I found an old 4-6-2 rivarossi that looks great but it does not run.
Where can I get an exploded drawing so I can get it running?
Thanks for any help
T


----------



## T-Man (May 16, 2008)

HO Seeker .com


----------



## tjcruiser (Jan 10, 2010)

tman, T-Man,

Am I seeing double?!?

This is gonna get confusing. 

TJ


----------



## jonjdurkin (Feb 28, 2011)

*Rivarossi repair*

I also had a non-running Riv Pac. I found the problem was with the tender, which,as in all Rivs, is where the electrical pickup takes place. Make sure the wheels are transmitting electricity via the drawbar/wire combo to the motor. It this is OK, then check the motor brushes.


----------



## shaygetz (Sep 23, 2007)

...I would add, make sure the tender wheels are oriented properly, picking up power on the left side wheels.


----------



## tman (Apr 4, 2011)

jonjdurkin said:


> I also had a non-running Riv Pac. I found the problem was with the tender, which,as in all Rivs, is where the electrical pickup takes place. Make sure the wheels are transmitting electricity via the drawbar/wire combo to the motor. It this is OK, then check the motor brushes.

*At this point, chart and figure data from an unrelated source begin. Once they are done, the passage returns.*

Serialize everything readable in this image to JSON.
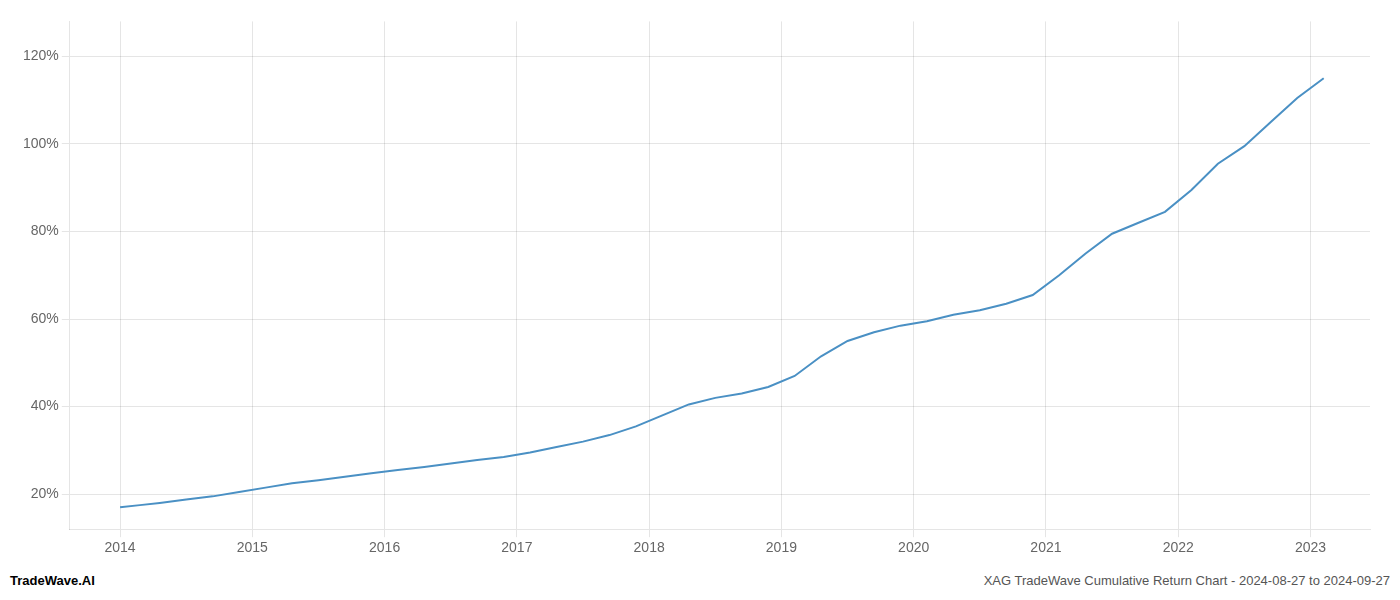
{
  "chart_data": {
    "type": "line",
    "x": [
      2014.0,
      2014.15,
      2014.3,
      2014.5,
      2014.7,
      2014.9,
      2015.1,
      2015.3,
      2015.5,
      2015.7,
      2015.9,
      2016.1,
      2016.3,
      2016.5,
      2016.7,
      2016.9,
      2017.1,
      2017.3,
      2017.5,
      2017.7,
      2017.9,
      2018.1,
      2018.3,
      2018.5,
      2018.7,
      2018.9,
      2019.1,
      2019.3,
      2019.5,
      2019.7,
      2019.9,
      2020.1,
      2020.3,
      2020.5,
      2020.7,
      2020.9,
      2021.1,
      2021.3,
      2021.5,
      2021.7,
      2021.9,
      2022.1,
      2022.3,
      2022.5,
      2022.7,
      2022.9,
      2023.1
    ],
    "values": [
      17.0,
      17.5,
      18.0,
      18.8,
      19.5,
      20.5,
      21.5,
      22.5,
      23.2,
      24.0,
      24.8,
      25.5,
      26.2,
      27.0,
      27.8,
      28.5,
      29.5,
      30.8,
      32.0,
      33.5,
      35.5,
      38.0,
      40.5,
      42.0,
      43.0,
      44.5,
      47.0,
      51.5,
      55.0,
      57.0,
      58.5,
      59.5,
      61.0,
      62.0,
      63.5,
      65.5,
      70.0,
      75.0,
      79.5,
      82.0,
      84.5,
      89.5,
      95.5,
      99.5,
      105.0,
      110.5,
      115.0
    ],
    "color": "#4a90c4",
    "xlim": [
      2013.62,
      2023.45
    ],
    "xticks": [
      2014,
      2015,
      2016,
      2017,
      2018,
      2019,
      2020,
      2021,
      2022,
      2023
    ],
    "ylim": [
      12,
      128
    ],
    "yticks": [
      {
        "value": 20,
        "label": "20%"
      },
      {
        "value": 40,
        "label": "40%"
      },
      {
        "value": 60,
        "label": "60%"
      },
      {
        "value": 80,
        "label": "80%"
      },
      {
        "value": 100,
        "label": "100%"
      },
      {
        "value": 120,
        "label": "120%"
      }
    ],
    "grid": true,
    "annotations": [
      "TradeWave.AI",
      "XAG TradeWave Cumulative Return Chart - 2024-08-27 to 2024-09-27"
    ]
  }
}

It seem there was non contact in the drawBAR
THANKS
t


----------



## tman (Apr 4, 2011)

shaygetz said:


> ...I would add, make sure the tender wheels are oriented properly, picking up power on the left side wheels.


There was non contact in the drawbar---fixed
thanks for you help
t


----------



## norgale (Apr 4, 2011)

Which side is the left side? Sounds screwy I know but in the case of a diesel I don't even know which end is the front. Geeze! pete


----------